Today in 1704, the first continuously-published newspaper in the United States, the Boston News-Letter, was published for the first time. David Sloan tells us about an incident that was not published in the Boston News-Letter and tries to answer why it was not seen as news that’s fit to print:
“As Governor Joseph Dudley rode in his carriage on a narrow road on the outskirts of Boston, he encountered a cart laden with wood and driven by two young farmers. Dudley’s son waved them to the side and ordered them to let the carriage pass. The farmers were as good men as the governor, they yelled back, and refused to move aside. Incensed, Governor Dudley jumped from the carriage, drew his sword, and lunged at the farmers. He was not an accomplished swordsman, and one of them easily disarmed him, snatched the sword, and broke it in half. Dudley screamed insults, grabbed a whip, and lashed at one of the farmers. Still in a tirade, he had them both arrested, charged them with treason, and threatened to send them to England for trial. Eventually, a sympathetic judge released them on bond, and the Massachusetts court refused to prosecute them.
The episode became the talk of Boston, especially after a pamphlet provided a detailed account. It added one more reason for most of the local residents to despise Dudley. If any of them wished to find any details of the encounter in Boston’s lone newspaper, however, they were disappointed. The News-Letter, published by the postmaster John Campbell, printed not a single word. Indeed, in its silence on this and other unfavorable affairs involving Dudley may be found the central feature of Campbell and the News-Letter — a silence made notable because the News-Letter holds the distinction of having been America’s first continuously published newspaper. ….
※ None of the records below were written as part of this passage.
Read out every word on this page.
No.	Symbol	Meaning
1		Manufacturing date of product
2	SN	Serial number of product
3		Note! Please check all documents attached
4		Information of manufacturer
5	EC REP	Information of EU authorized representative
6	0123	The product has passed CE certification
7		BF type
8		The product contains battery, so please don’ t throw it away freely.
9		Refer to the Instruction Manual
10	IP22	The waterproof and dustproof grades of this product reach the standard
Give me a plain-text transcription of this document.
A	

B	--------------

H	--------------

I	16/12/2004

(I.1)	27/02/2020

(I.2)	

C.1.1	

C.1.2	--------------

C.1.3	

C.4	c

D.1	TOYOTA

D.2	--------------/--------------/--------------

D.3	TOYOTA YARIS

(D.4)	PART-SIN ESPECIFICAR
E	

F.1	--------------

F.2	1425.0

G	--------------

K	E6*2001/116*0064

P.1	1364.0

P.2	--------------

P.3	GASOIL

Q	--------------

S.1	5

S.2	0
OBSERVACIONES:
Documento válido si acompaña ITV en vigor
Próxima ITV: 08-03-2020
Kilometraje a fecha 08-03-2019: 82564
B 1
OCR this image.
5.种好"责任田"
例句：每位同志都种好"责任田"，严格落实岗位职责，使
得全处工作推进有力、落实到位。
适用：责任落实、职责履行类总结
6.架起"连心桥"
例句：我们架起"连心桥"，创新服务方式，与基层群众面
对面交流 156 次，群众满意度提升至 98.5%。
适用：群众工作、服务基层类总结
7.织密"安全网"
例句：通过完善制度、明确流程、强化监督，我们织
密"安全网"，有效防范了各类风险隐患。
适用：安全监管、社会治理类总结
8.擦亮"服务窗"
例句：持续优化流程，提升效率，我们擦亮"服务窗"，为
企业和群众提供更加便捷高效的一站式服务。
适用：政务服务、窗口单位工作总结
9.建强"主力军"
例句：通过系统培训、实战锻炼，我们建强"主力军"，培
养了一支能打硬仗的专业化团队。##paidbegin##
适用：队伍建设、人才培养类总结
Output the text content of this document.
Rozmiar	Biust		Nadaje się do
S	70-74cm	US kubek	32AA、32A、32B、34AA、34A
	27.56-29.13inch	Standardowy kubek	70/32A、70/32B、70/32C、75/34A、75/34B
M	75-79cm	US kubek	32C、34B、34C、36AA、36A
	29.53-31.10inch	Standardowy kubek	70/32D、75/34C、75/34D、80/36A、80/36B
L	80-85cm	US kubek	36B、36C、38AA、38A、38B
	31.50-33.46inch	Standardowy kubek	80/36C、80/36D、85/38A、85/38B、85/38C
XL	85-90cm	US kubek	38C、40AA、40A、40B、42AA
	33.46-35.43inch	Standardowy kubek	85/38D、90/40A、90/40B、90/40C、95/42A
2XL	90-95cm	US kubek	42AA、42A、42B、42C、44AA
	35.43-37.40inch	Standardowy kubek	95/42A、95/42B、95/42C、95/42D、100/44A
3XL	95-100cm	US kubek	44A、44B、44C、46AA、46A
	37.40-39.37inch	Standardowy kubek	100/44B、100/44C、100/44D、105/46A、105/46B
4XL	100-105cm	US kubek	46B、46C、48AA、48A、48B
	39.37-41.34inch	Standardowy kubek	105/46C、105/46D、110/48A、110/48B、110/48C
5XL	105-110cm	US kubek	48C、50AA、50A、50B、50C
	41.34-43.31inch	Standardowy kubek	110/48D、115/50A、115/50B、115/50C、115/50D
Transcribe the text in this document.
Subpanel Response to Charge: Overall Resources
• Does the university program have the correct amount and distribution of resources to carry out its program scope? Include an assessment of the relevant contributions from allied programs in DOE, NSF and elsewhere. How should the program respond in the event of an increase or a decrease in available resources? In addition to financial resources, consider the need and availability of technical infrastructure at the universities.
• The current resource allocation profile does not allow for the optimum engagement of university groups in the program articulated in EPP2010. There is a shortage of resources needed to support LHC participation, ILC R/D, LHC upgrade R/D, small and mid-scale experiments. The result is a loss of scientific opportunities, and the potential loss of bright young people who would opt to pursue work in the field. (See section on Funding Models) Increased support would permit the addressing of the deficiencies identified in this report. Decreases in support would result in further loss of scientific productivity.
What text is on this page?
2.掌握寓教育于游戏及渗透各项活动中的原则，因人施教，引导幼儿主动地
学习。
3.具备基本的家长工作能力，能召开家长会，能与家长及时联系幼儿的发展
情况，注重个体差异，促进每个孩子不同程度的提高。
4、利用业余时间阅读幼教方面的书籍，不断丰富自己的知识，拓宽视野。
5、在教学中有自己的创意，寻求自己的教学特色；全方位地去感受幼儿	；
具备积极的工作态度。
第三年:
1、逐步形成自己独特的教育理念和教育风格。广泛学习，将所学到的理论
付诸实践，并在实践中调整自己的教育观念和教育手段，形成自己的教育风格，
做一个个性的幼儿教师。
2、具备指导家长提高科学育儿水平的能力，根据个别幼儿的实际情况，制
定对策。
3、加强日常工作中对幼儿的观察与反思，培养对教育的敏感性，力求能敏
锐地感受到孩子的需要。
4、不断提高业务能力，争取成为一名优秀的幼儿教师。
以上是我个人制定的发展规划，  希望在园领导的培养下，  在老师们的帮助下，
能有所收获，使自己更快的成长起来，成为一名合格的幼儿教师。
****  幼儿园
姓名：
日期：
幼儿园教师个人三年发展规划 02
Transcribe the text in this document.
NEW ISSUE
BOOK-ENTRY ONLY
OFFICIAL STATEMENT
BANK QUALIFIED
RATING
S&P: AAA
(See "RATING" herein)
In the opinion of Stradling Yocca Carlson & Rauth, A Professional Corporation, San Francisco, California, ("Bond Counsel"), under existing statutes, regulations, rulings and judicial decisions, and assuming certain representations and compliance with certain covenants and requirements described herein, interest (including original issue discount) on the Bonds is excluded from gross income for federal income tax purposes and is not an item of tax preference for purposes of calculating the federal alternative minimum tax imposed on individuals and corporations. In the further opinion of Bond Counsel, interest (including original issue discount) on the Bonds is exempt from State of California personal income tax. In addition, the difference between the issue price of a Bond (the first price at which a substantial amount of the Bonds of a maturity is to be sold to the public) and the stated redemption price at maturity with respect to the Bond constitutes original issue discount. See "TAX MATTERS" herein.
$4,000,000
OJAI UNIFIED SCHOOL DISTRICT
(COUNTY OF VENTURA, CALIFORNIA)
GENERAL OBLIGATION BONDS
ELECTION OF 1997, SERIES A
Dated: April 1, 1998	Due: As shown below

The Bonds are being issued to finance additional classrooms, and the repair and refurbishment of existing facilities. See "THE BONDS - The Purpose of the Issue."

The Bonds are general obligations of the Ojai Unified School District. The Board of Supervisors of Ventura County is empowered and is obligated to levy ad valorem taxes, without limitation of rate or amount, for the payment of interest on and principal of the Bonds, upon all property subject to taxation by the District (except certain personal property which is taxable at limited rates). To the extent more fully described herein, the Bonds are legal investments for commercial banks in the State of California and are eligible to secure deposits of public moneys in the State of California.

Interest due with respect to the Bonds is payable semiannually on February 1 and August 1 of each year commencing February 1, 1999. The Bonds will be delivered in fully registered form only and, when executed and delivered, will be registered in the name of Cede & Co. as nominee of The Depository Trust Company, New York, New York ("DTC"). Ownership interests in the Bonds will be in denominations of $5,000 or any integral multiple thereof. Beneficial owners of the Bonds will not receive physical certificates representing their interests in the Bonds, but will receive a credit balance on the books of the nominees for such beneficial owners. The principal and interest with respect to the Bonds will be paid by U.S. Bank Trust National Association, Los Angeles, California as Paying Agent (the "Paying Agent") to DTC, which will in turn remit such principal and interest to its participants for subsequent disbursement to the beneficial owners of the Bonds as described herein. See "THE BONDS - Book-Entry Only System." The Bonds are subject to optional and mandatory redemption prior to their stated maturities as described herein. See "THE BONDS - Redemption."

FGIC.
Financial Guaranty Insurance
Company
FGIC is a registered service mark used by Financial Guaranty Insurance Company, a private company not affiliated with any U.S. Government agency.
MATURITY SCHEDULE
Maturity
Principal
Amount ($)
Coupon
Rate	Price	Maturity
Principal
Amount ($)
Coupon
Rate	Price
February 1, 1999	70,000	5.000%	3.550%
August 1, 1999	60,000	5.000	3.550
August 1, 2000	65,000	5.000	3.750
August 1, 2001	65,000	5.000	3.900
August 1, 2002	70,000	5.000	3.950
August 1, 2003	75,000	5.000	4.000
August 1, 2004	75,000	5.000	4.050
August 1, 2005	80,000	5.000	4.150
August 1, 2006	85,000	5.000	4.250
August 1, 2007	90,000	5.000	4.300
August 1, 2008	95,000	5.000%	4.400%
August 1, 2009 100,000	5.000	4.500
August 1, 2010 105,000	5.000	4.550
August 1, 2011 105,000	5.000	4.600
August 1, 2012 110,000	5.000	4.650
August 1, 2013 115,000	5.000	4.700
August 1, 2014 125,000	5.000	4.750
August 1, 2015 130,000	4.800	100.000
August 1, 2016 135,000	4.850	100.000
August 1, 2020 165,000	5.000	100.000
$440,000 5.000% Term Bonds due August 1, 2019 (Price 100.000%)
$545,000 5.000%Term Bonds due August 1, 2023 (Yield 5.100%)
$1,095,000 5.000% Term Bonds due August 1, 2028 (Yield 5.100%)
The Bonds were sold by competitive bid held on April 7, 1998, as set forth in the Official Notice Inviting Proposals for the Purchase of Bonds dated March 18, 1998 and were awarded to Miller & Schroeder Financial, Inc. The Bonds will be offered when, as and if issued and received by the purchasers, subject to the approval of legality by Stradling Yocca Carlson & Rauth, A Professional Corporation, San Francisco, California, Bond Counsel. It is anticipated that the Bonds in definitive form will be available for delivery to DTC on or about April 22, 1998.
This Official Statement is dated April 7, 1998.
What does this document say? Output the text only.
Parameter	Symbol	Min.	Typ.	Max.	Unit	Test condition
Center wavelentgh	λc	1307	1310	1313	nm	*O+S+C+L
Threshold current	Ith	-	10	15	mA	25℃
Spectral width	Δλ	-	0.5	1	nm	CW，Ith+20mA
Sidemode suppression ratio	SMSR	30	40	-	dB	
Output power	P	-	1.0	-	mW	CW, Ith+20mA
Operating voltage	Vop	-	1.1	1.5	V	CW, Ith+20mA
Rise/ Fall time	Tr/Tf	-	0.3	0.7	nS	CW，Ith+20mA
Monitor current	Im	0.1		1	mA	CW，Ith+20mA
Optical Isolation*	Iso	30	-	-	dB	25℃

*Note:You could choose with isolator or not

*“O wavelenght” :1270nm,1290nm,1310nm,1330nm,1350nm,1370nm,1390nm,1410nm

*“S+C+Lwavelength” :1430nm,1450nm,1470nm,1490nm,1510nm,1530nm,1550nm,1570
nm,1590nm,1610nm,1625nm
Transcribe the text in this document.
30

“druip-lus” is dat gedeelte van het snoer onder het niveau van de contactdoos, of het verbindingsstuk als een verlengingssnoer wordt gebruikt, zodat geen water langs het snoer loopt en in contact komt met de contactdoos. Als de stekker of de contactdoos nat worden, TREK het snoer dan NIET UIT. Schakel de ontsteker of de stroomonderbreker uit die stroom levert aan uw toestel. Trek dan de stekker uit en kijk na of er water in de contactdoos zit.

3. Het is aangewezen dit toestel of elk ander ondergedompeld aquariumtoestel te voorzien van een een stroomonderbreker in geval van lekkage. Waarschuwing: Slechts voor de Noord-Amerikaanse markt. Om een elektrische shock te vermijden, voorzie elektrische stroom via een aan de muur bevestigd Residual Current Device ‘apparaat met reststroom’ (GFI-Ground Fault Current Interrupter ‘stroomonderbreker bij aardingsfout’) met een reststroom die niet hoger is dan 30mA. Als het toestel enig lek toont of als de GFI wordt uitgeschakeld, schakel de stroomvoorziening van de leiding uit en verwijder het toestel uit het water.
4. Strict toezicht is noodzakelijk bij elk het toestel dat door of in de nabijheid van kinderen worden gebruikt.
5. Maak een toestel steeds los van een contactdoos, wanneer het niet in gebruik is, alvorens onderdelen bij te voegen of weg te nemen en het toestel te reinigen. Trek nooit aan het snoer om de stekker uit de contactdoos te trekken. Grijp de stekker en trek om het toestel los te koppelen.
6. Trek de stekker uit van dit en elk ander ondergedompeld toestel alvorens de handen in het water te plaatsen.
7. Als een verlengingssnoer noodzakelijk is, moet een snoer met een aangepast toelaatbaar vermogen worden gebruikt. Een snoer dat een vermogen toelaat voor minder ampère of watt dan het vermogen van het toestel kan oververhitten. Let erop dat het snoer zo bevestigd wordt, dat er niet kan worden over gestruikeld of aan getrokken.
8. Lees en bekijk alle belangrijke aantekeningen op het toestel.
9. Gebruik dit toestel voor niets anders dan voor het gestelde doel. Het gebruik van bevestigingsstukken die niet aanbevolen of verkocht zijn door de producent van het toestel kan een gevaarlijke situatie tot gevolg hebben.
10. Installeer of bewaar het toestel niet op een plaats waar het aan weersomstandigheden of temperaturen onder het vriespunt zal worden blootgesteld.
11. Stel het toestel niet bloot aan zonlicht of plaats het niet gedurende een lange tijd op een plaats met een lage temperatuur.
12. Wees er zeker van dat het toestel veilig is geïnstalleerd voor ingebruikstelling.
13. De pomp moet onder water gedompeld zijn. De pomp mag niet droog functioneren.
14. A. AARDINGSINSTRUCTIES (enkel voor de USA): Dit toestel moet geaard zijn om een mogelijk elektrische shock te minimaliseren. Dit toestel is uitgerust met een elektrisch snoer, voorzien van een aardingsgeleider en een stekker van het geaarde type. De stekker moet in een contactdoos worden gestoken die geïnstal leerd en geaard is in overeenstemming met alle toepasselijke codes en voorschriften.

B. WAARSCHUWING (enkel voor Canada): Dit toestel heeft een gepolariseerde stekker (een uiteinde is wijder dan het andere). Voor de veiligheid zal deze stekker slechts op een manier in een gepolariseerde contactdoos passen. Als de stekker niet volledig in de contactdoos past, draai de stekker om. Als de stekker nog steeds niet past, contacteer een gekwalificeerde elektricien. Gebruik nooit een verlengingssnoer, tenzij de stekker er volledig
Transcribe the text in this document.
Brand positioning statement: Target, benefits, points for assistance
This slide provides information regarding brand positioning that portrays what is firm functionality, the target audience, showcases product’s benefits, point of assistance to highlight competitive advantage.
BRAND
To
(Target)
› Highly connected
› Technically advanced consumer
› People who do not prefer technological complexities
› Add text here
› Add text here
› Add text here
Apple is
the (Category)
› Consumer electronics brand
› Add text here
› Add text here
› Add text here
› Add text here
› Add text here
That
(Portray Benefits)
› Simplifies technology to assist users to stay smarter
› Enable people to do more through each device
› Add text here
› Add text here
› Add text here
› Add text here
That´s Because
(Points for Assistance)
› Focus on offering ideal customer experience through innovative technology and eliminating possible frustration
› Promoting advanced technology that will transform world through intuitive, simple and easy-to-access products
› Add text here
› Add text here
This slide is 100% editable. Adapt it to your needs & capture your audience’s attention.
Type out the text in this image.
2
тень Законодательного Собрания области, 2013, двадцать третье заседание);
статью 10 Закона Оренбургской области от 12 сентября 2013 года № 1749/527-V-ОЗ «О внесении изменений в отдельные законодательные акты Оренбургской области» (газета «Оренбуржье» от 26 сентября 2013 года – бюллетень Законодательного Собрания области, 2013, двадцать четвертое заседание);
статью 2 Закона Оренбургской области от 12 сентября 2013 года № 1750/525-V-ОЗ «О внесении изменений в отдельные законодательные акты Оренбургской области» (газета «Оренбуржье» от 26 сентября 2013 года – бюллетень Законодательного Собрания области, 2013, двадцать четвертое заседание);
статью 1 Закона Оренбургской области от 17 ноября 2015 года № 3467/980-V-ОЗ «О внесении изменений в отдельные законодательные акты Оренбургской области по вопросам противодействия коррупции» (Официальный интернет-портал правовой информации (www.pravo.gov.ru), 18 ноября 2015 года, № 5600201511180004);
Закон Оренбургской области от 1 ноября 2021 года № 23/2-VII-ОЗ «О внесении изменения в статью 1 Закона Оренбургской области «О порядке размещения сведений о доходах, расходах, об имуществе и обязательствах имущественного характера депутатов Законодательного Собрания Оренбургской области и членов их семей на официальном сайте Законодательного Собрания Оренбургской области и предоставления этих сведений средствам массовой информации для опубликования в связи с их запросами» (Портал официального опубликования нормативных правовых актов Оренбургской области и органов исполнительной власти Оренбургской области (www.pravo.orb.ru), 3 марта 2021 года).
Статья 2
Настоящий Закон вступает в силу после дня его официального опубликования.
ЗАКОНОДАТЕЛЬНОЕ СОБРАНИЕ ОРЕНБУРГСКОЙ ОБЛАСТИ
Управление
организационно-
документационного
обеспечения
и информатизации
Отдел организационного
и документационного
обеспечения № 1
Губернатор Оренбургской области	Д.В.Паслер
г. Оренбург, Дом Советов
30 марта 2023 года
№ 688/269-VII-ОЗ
John Campbell…. began the paper, the Boston News-Letter, without any conception of its being a true newspaper or of exercising any publishing independence. Publishing a quasi-official report in the form of a newspaper was, he believed, one of the responsibilities required by his position as postmaster. He thus looked on himself not as an energetic editor but as an official conduit of information and on the newspaper as a formal, chronological record of news items. Tied so plainly to the unpopular Dudley administration, he never gained the confidence of the populace, and he found that his life as a publisher was an ongoing, tiresome struggle for mere existence.”